When they took over the publication, its circulation was 500.  There was no staff.  There were no employees.  They were virtually a two-person operation.  As publishers they prescribed to a mission and value driven philosophy in the spirit of the Black Press: giving a voice to the voiceless and disenfranchised.  The newspaper and its o­nline edition now tout a combined circulation of 32,000.

As publishers, the Browns have been consistent in their fight for social justice in the Inland Empire. When Jack Clarke became the first Black to run for city council in the City of Riverside, they endorsed him, beginning what has become a longstanding tradition of political endorsements and strong editorial opinions.  Hardy Brown’s down home wit, candor, and detailed research can be read every week o­n the Black Voice’s commentary page.

When the City of San Bernardino entered a float in the Rose Bowl Parade and wouldn’t allow the Black History Queen to ride o­n it, the publishers published their objections, sparking a community debate about the culture of racism that plagued the city.  When the Browns discovered that there were no Blacks o­n city commissions in Riverside, they published articles and changed the face of those commissions.
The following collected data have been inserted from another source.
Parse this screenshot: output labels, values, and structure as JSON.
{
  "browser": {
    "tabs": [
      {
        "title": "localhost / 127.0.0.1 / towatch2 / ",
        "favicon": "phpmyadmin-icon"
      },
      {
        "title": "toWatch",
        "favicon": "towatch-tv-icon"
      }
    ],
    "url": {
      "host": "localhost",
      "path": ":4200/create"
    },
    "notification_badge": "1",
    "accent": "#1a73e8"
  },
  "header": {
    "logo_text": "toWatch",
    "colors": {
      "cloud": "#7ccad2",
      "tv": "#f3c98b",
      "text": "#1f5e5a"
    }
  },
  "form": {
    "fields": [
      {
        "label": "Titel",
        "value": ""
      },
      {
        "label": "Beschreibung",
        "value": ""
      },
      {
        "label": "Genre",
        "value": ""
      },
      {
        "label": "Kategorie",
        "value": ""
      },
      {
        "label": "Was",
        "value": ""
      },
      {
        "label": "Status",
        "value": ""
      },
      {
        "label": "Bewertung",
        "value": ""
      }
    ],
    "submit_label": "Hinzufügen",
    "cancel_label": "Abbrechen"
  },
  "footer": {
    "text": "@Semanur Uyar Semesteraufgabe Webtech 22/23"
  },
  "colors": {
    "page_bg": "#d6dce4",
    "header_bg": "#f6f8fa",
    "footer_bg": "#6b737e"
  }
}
When they found that Community Block Grant Funds, targeted for underserved communities, were being used to build tennis courts in an affluent Riverside area, they joined forces with the NAACP to protest the misappropriation.

In the 1980’s when Tony Evans, then-president of Cal State University San Bernardino, wrote a memo questioning the academic abilities of African American students, the Black Voice broke the story.  And when Tyisha Miller, a 19-year-old Rubidoux resident, was shot 15 times by four Riverside police officers, The Black Voice News was relentless in its coverage of the shooting and the aftermath.
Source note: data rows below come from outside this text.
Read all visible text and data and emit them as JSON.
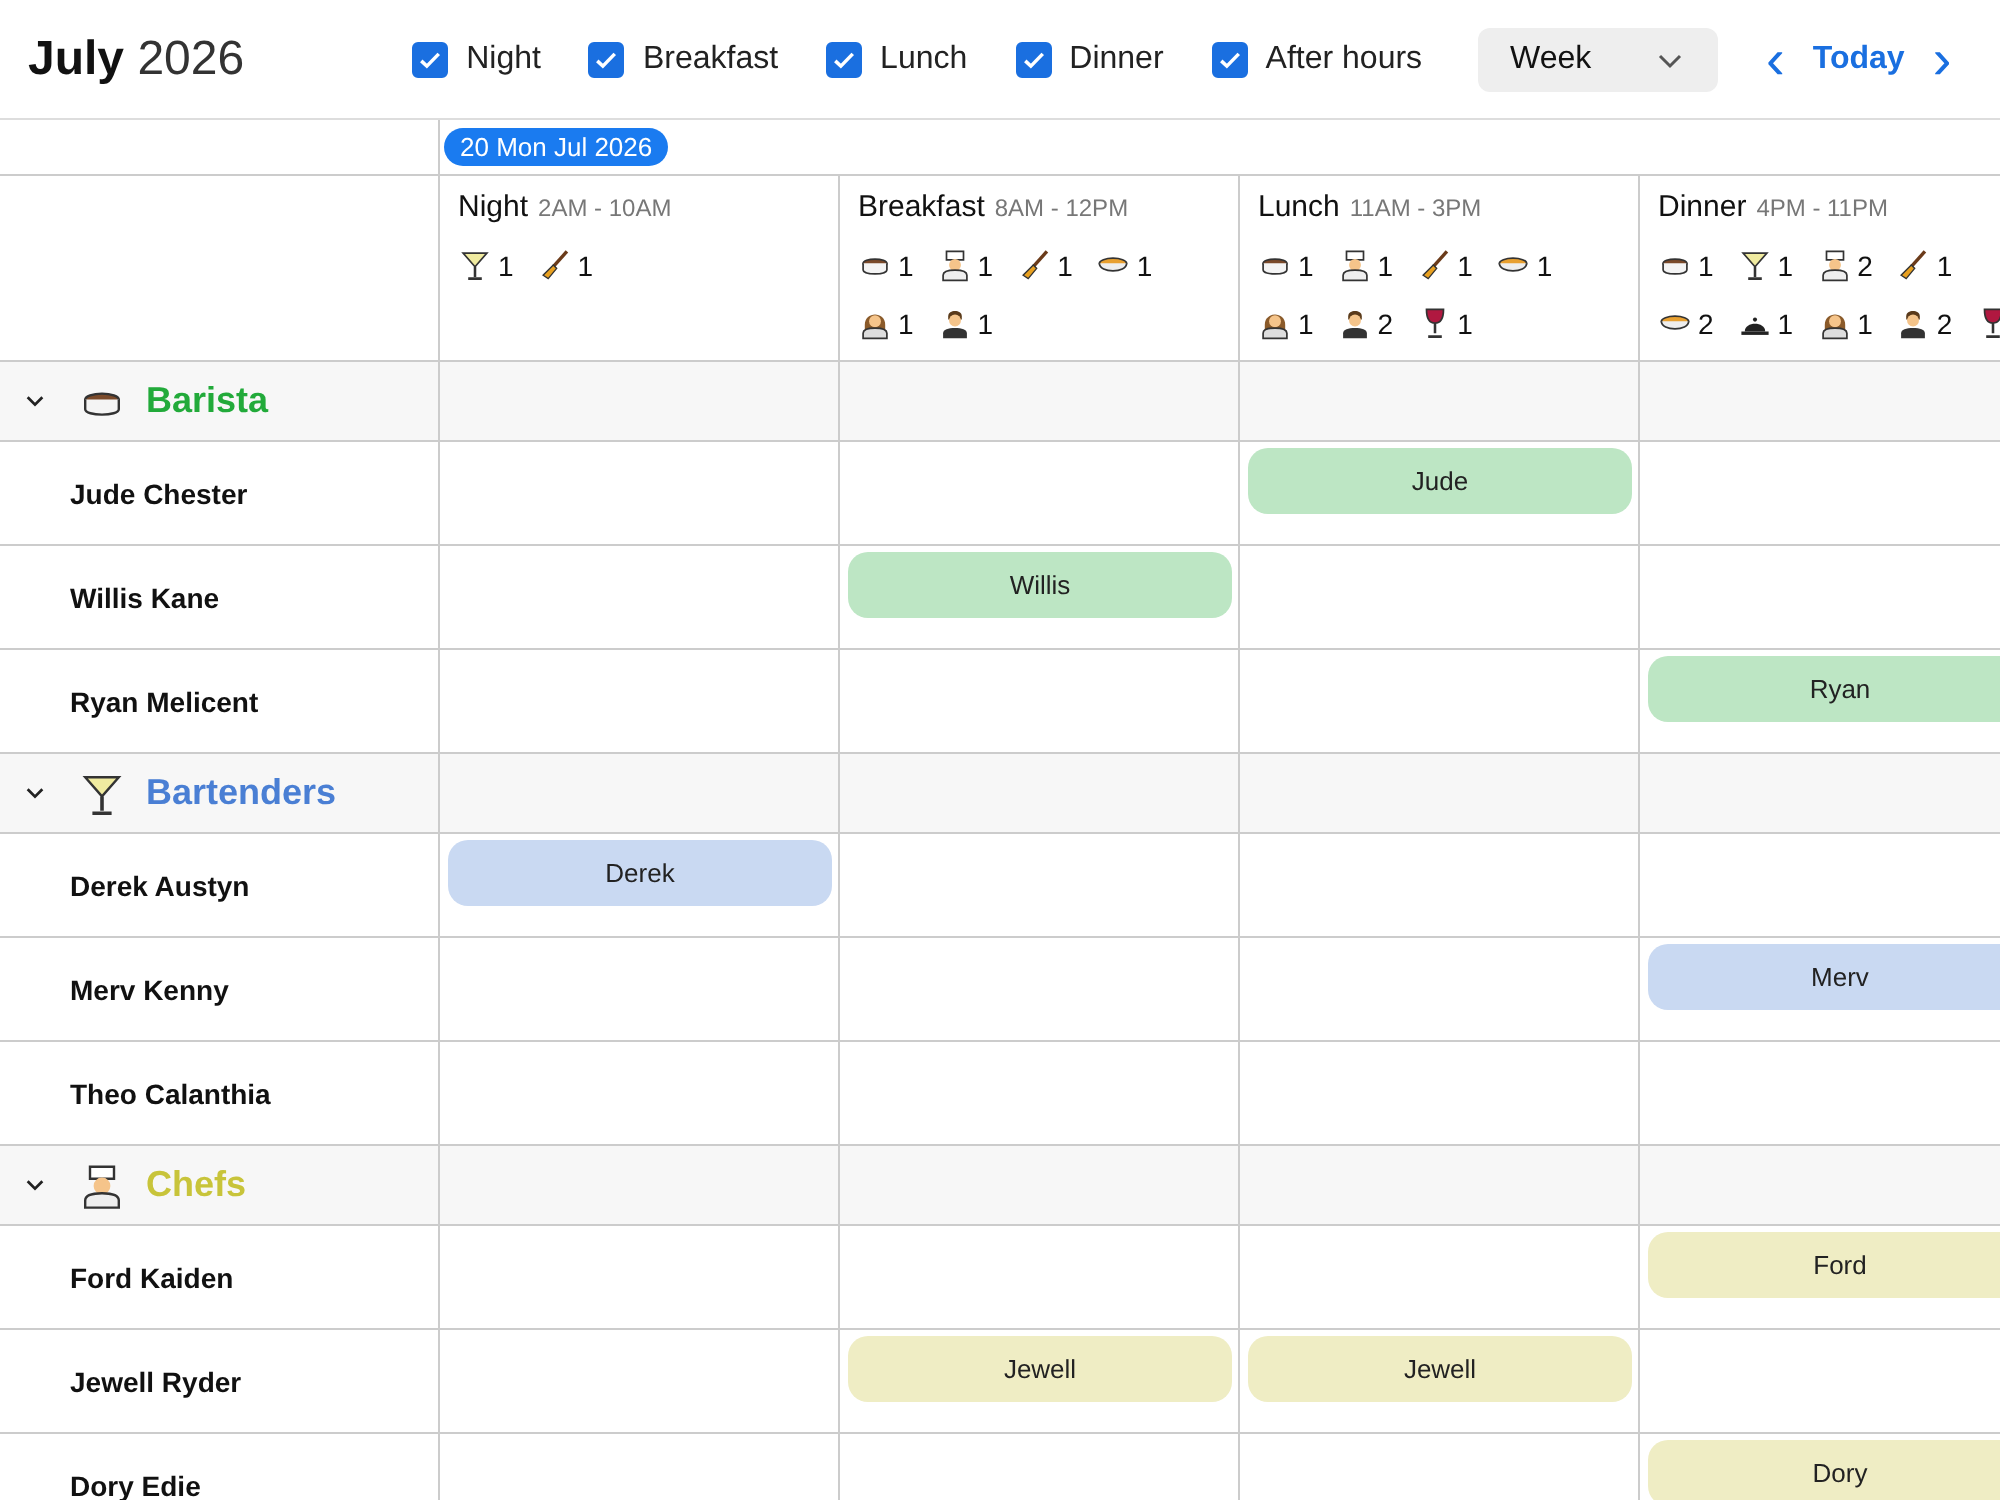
{
  "title": {
    "month": "July",
    "year": "2026"
  },
  "filters": [
    {
      "label": "Night",
      "checked": true
    },
    {
      "label": "Breakfast",
      "checked": true
    },
    {
      "label": "Lunch",
      "checked": true
    },
    {
      "label": "Dinner",
      "checked": true
    },
    {
      "label": "After hours",
      "checked": true
    }
  ],
  "view_select": {
    "value": "Week"
  },
  "nav": {
    "prev": "‹",
    "today": "Today",
    "next": "›"
  },
  "date_badge": "20 Mon Jul 2026",
  "shifts": [
    {
      "name": "Night",
      "time": "2AM - 10AM",
      "demand": [
        {
          "kind": "cocktail",
          "count": "1"
        },
        {
          "kind": "broom",
          "count": "1"
        }
      ]
    },
    {
      "name": "Breakfast",
      "time": "8AM - 12PM",
      "demand": [
        {
          "kind": "coffee",
          "count": "1"
        },
        {
          "kind": "chef",
          "count": "1"
        },
        {
          "kind": "broom",
          "count": "1"
        },
        {
          "kind": "soup",
          "count": "1"
        },
        {
          "kind": "waitress",
          "count": "1"
        },
        {
          "kind": "waiter",
          "count": "1"
        }
      ]
    },
    {
      "name": "Lunch",
      "time": "11AM - 3PM",
      "demand": [
        {
          "kind": "coffee",
          "count": "1"
        },
        {
          "kind": "chef",
          "count": "1"
        },
        {
          "kind": "broom",
          "count": "1"
        },
        {
          "kind": "soup",
          "count": "1"
        },
        {
          "kind": "waitress",
          "count": "1"
        },
        {
          "kind": "waiter",
          "count": "2"
        },
        {
          "kind": "wine",
          "count": "1"
        }
      ]
    },
    {
      "name": "Dinner",
      "time": "4PM - 11PM",
      "demand": [
        {
          "kind": "coffee",
          "count": "1"
        },
        {
          "kind": "cocktail",
          "count": "1"
        },
        {
          "kind": "chef",
          "count": "2"
        },
        {
          "kind": "broom",
          "count": "1"
        },
        {
          "kind": "soup",
          "count": "2"
        },
        {
          "kind": "bell",
          "count": "1"
        },
        {
          "kind": "waitress",
          "count": "1"
        },
        {
          "kind": "waiter",
          "count": "2"
        },
        {
          "kind": "wine"
        }
      ]
    }
  ],
  "groups": [
    {
      "name": "Barista",
      "kind": "coffee",
      "color": "#22aa3a",
      "expanded": true,
      "people": [
        {
          "name": "Jude Chester",
          "cells": [
            {
              "assigned": false
            },
            {
              "assigned": false
            },
            {
              "assigned": true,
              "label": "Jude"
            },
            {
              "assigned": false
            }
          ]
        },
        {
          "name": "Willis Kane",
          "cells": [
            {
              "assigned": false
            },
            {
              "assigned": true,
              "label": "Willis"
            },
            {
              "assigned": false
            },
            {
              "assigned": false
            }
          ]
        },
        {
          "name": "Ryan Melicent",
          "cells": [
            {
              "assigned": false
            },
            {
              "assigned": false
            },
            {
              "assigned": false
            },
            {
              "assigned": true,
              "label": "Ryan"
            }
          ]
        }
      ]
    },
    {
      "name": "Bartenders",
      "kind": "cocktail",
      "color": "#4a7fd4",
      "expanded": true,
      "people": [
        {
          "name": "Derek Austyn",
          "cells": [
            {
              "assigned": true,
              "label": "Derek"
            },
            {
              "assigned": false
            },
            {
              "assigned": false
            },
            {
              "assigned": false
            }
          ]
        },
        {
          "name": "Merv Kenny",
          "cells": [
            {
              "assigned": false
            },
            {
              "assigned": false
            },
            {
              "assigned": false
            },
            {
              "assigned": true,
              "label": "Merv"
            }
          ]
        },
        {
          "name": "Theo Calanthia",
          "cells": [
            {
              "assigned": false
            },
            {
              "assigned": false
            },
            {
              "assigned": false
            },
            {
              "assigned": false
            }
          ]
        }
      ]
    },
    {
      "name": "Chefs",
      "kind": "chef",
      "color": "#c8c43a",
      "expanded": true,
      "people": [
        {
          "name": "Ford Kaiden",
          "cells": [
            {
              "assigned": false
            },
            {
              "assigned": false
            },
            {
              "assigned": false
            },
            {
              "assigned": true,
              "label": "Ford"
            }
          ]
        },
        {
          "name": "Jewell Ryder",
          "cells": [
            {
              "assigned": false
            },
            {
              "assigned": true,
              "label": "Jewell"
            },
            {
              "assigned": true,
              "label": "Jewell"
            },
            {
              "assigned": false
            }
          ]
        },
        {
          "name": "Dory Edie",
          "cells": [
            {
              "assigned": false
            },
            {
              "assigned": false
            },
            {
              "assigned": false
            },
            {
              "assigned": true,
              "label": "Dory"
            }
          ]
        }
      ]
    }
  ]
}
As a record of the community’s history, obituaries are published o­n the front page.  During graduation season, graduates are highlighted in their own special supplement.  Recognizing the demands that fast growing communities encounter, the publishers implemented its Building Better Communities initiative, focusing o­n health, economic development, civic responsibility, public safety, and education within the Inland Empire’s Black communities and communities of color.

For much of their efforts, the publishers have received numerous regional and national accolades including being named Publisher of the Year by their peers and selected as the o­nly living publishers to be highlighted in the Miller’s Gallery of Greats honoring 175 years of the Black Press of America. The Black Voice News continues to also be awarded by community organizations and businesses for interminable devotion and dedication to the community.

The future of the newspaper is slowly shifting to the next generation of Brown family publishers, as daughters Dr. Paulette Brown-Hinds and Regina Brown begin the transition to newspaper stewardship.